July 2, 2013

Exhibitionists Demand Privacy! Film at 11.

As a teenager, I loved MAD Magazine. I grew to admire the regular contributors: Don Martin and the Fonebones; Al Jaffee with the Fold-In; the endless rivalry of Spy-Vs.-Spy. (If you don’t understand, don’t ask. You had to be there.)

The aforementioned cartoonists were always good for a laugh. But Dave Berg was different; he brought a subtle brand of social commentary that sometimes went over the heads of us pimply-faced readers. With his regular feature The Lighter Side, Berg had a way of pointing out the foibles of our human nature. (What’s more disgusting, trimming the hairs from your nose, or leaving the house with untrimmed nose hair? Yeah, it’s like that.)
In one particularly poignant installment, a group of teenagers romped on the beach (Think Gidget). All of the girls wore bikinis. At the end of the day, they went into the bathroom to change. When one of the boys wandered in absent-mindedly, they screamed and covered up.

The joke (in case you missed it) was this: The girls had just spent several hours in a public place with hundreds of witnesses (mostly strangers), covered by nothing more than three tiny strategically placed triangles of polyester; yet they were now embarrassed to be seen in their underwear.

You might ask, whatever came over me – a grown man – to reminisce over this crude pedestrian humor?

In recent months, it has come to light that the National Security Agency might be reading your emails and phone records. A young ex-spook spilled the beans to the world media. Agency officials testify before Congress, spending hours to say almost nothing. This is an outrage! Unconstitutional invasion of privacy! Impeachment! Treason! Oh, really? Did this really surprise you?

Years ago, when I first learned of Roe v. Wade (the 1973 Supreme Court case that legalized abortion), I went to my local library to read all about it. Curiously, the court’s decision did not take into account the morality of the act. And it didn’t attempt a scientific argument that a month-old fetus isn’t really “alive.” Rather, the case turned on Miss Roe’s constitutional right to “privacy.” Which, after studying the issue at length, I still don’t understand.

On most mornings, shortly after getting dressed and checking email, I log in to Facebook. I witness the status updates of my friends: On the bus, going to work. Creepy homeless guy staring at me. Or Girls’ night out! Margaritas, here we come! Photos everywhere, of people doing the stupidest things, proudly displayed for all the world to see.

…that is, until it’s seen by a prospective employer, and they feel violated. Oh, where’s a lawyer when you need one?

Our kids willingly distribute obscene pictures of themselves with their cellphones. Anonymous phone sex has been replaced by online video chats, where you show your face and your precise location can be determined from your IP address. We leave an electronic trail of evidence everywhere we go, knowing full well that (though probably unlikely) it all can be traced back to us. We willingly give ourselves over to strangers online, exchanging everything except bodily fluids.

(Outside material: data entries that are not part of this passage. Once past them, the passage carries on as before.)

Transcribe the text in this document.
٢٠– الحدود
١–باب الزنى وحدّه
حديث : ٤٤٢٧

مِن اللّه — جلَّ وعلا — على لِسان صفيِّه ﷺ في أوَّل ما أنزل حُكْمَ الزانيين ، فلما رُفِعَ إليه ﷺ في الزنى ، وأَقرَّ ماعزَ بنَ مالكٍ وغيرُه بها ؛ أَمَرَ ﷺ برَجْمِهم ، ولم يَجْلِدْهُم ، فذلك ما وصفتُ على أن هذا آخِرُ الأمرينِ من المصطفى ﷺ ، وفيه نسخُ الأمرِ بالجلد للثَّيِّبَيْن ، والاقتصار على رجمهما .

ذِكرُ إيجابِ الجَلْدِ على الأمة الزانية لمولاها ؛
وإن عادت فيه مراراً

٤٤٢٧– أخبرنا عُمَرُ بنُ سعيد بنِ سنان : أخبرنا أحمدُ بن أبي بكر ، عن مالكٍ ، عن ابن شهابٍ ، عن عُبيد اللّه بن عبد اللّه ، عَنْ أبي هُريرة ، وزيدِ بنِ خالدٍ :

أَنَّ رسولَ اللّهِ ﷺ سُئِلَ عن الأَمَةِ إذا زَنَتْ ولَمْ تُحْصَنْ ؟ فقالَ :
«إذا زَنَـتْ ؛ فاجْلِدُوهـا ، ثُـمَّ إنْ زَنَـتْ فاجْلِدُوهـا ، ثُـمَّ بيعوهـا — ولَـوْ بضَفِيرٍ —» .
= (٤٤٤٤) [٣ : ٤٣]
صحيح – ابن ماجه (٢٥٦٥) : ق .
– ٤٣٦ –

…And yet you get angry because the government now knows that you ordered a pizza from Domino’s last week? Or because a bank ATM camera caught you committing a crime?

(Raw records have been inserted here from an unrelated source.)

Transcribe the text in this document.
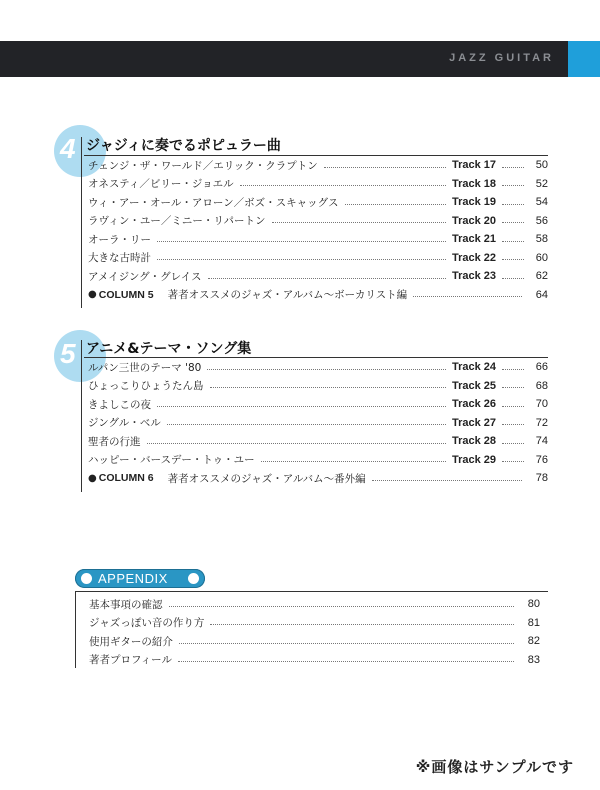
JAZZ GUITAR
4 ジャジィに奏でるポピュラー曲
チェンジ・ザ・ワールド／エリック・クラプトン	Track 17	50
オネスティ／ビリー・ジョエル	Track 18	52
ウィ・アー・オール・アローン／ボズ・スキャッグス	Track 19	54
ラヴィン・ユー／ミニー・リパートン	Track 20	56
オーラ・リー	Track 21	58
大きな古時計	Track 22	60
アメイジング・グレイス	Track 23	62
● COLUMN 5 著者オススメのジャズ・アルバム～ボーカリスト編	64
5 アニメ&テーマ・ソング集
ルパン三世のテーマ '80	Track 24	66
ひょっこりひょうたん島	Track 25	68
きよしこの夜	Track 26	70
ジングル・ベル	Track 27	72
聖者の行進	Track 28	74
ハッピー・バースデー・トゥ・ユー	Track 29	76
● COLUMN 6 著者オススメのジャズ・アルバム～番外編	78
APPENDIX
基本事項の確認	80
ジャズっぽい音の作り方	81
使用ギターの紹介	82
著者プロフィール	83
※画像はサンプルです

Yup. You proudly show off your body in a barely-there swimsuit, yet you’re ashamed to be seen in a less-revealing bra and panties. You’re not willing to change your behavior, but you fight to the death to protect your public image. You gladly broadcast your most shameful moments, and...complain when someone sees it.

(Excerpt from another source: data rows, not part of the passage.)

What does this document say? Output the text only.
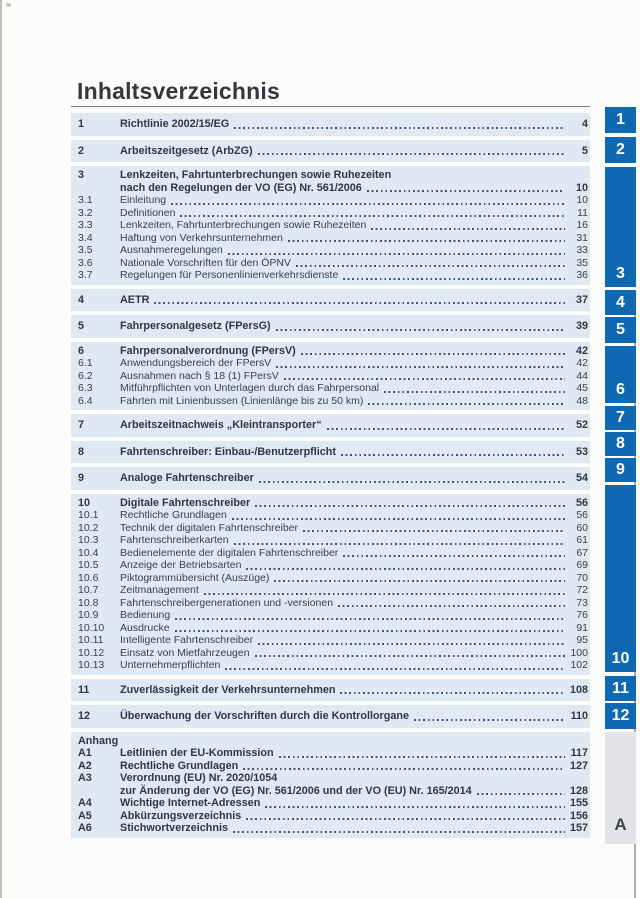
Inhaltsverzeichnis
1	Richtlinie 2002/15/EG	4
2	Arbeitszeitgesetz (ArbZG)	5
3	Lenkzeiten, Fahrtunterbrechungen sowie Ruhezeiten
nach den Regelungen der VO (EG) Nr. 561/2006	10
3.1	Einleitung	10
3.2	Definitionen	11
3.3	Lenkzeiten, Fahrtunterbrechungen sowie Ruhezeiten	16
3.4	Haftung von Verkehrsunternehmen	31
3.5	Ausnahmeregelungen	33
3.6	Nationale Vorschriften für den ÖPNV	35
3.7	Regelungen für Personenlinienverkehrsdienste	36
4	AETR	37
5	Fahrpersonalgesetz (FPersG)	39
6	Fahrpersonalverordnung (FPersV)	42
6.1	Anwendungsbereich der FPersV	42
6.2	Ausnahmen nach § 18 (1) FPersV	44
6.3	Mitführpflichten von Unterlagen durch das Fahrpersonal	45
6.4	Fahrten mit Linienbussen (Linienlänge bis zu 50 km)	48
7	Arbeitszeitnachweis „Kleintransporter“	52
8	Fahrtenschreiber: Einbau-/Benutzerpflicht	53
9	Analoge Fahrtenschreiber	54
10	Digitale Fahrtenschreiber	56
10.1	Rechtliche Grundlagen	56
10.2	Technik der digitalen Fahrtenschreiber	60
10.3	Fahrtenschreiberkarten	61
10.4	Bedienelemente der digitalen Fahrtenschreiber	67
10.5	Anzeige der Betriebsarten	69
10.6	Piktogrammübersicht (Auszüge)	70
10.7	Zeitmanagement	72
10.8	Fahrtenschreibergenerationen und -versionen	73
10.9	Bedienung	76
10.10	Ausdrucke	91
10.11	Intelligente Fahrtenschreiber	95
10.12	Einsatz von Mietfahrzeugen	100
10.13	Unternehmerpflichten	102
11	Zuverlässigkeit der Verkehrsunternehmen	108
12	Überwachung der Vorschriften durch die Kontrollorgane	110
Anhang
A1	Leitlinien der EU-Kommission	117
A2	Rechtliche Grundlagen	127
A3	Verordnung (EU) Nr. 2020/1054
zur Änderung der VO (EG) Nr. 561/2006 und der VO (EU) Nr. 165/2014	128
A4	Wichtige Internet-Adressen	155
A5	Abkürzungsverzeichnis	156
A6	Stichwortverzeichnis	157
1
2
3
4
5
6
7
8
9
10
11
12
A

Something’s wrong with this picture.

The government tells us they need these tools, these intrusions, to keep us safe from terrorists. Of course that argument would get you nowhere with our national hero Benjamin Franklin, who famously told us “Those who would give up essential liberty to purchase a little temporary safety, deserve neither.” While I certainly appreciate his boldness in the face of a brutal king, I’m not so sure that I would agree today.

If you’ve ever taken a college course in economics, chances are that you learned a technical term called Opportunity Cost. That is, every choice that you’ll ever make in life, will naturally preclude you from doing something else. If you spend your paycheck on chocolate, you won’t be able to pay the rent. If you marry Betty, you can’t marry Sue. And so on.

Similarly, our national security will always come at a cost. Our law enforcement agencies continually face the conundrum of balancing national security with civil liberties. Suppose the FBI could have prevented the horrors of September 11, by listening in on a few phone calls. Would you approve?

Sometimes, it seems, many of our citizens don't truly appreciate the freedoms they enjoy in this freest of all countries. They don't understand that they've got it better than any other civilization -- EVER --  in the history of the planet. As if it was normal. Which it ain't.

I don’t claim to know just where that balance is found, but I appreciate the attempt. You can't always have it both ways.


  1. Steve,
    I agree, it is a precarious balancing act. I loved your references to MAD Magazine, it was one of my favorites!

  2. Great piece, Steve - I also loved Dave Berg's stuff, and find much of the discussion about how we do National Security in this country to be...well, unbalanced on both sides of the aisle. That doesn't surprise you, I know - but I wonder if it amuses you as often as it does me.